Way Downstream
In Anne Arundel County, Annapolis Neck along the South River was counted among Maryland’s Seven Special Places in need of urgent protection in a new report by the nonprofit Environment Maryland Research and Policy Center, which this week reports that Marylanders are in grave danger of losing seven tracts of undeveloped Maryland farms, forests and parks including old farmland and forest in Crystal Spring and Masque farms on Annapolis Neck to development and sprawl. The other six tracts include Prettyboy Reservoir; Assawoman Bay; Blackwater National Wildlife Refuge; Terrapin Run in the Allegheny Mountains; Cayots Corner and the Patuxent River Rural Legacy Area. To preserve this land, Gov.-Elect Martin O’Malley will need to fully fund Program Open Space in next year’s budget. In the past, Gov. Robert Ehrlich diverted Open Space funding, accumulated from the real estate transfer tax, to the general budget …

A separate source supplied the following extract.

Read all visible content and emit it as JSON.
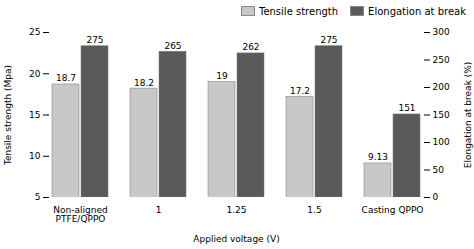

In Maryland and Virginia, we’ll soon be boating in the wake of explorer John Smith. Before recessing for the holidays last week, the U.S. Senate followed the lead of the House of Representatives in approved retiring Maryland Sen. Paul Sarbanes’ bill to blaze a National Historic Trail, based on the route of Captain John Smith’s exploration of the Chesapeake Bay region, nearing its 400th anniversary next year. If the bill achieves the next step a signature by President Bush this will be the first National Watertrail in the country. Such a trail would promote tourism and history trips in a living classroom. Though John Smith traveled the Bay for two years in a small 30-foot shallop, today’s boaters will take to the trail in kayaks, canoes, sailboats, powerboats and more, from Jamestown, Virginia, to Smith Falls on the Pennsylvania border …
In Washington, you’d better not do your shopping for kids at capital gift shops. That’s because children’s jewelry and other inexpensive kid gifts available there contain dangerous levels of lead. That’s the finding by Illinois Sen. Barack Obama, a Democrat who wants to be a lead cop in addition to president of the United States …
Our Creature Feature is yet another global warming tale, this one from France. By now, it’s usually in the 30s or colder in Paris, and the migratory birds have long since departed for tropical Africa. But this week, the warblers, swallows and other feathered travelers were enjoying the balmy upper 50s and showing no signs of leaving.
You can’t blame them for being partial to Paris. But the birds might regret it if things change in a hurry: The record low in Paris is eight degrees. That is highly doubtful, though, given what is occurring on planet Earth with the build-up of pollution in the atmosphere. “We are seeing rapid and major climate changes that the birds are having to face, especially the migrators,” the French League for the Protection of Birds said in a statement.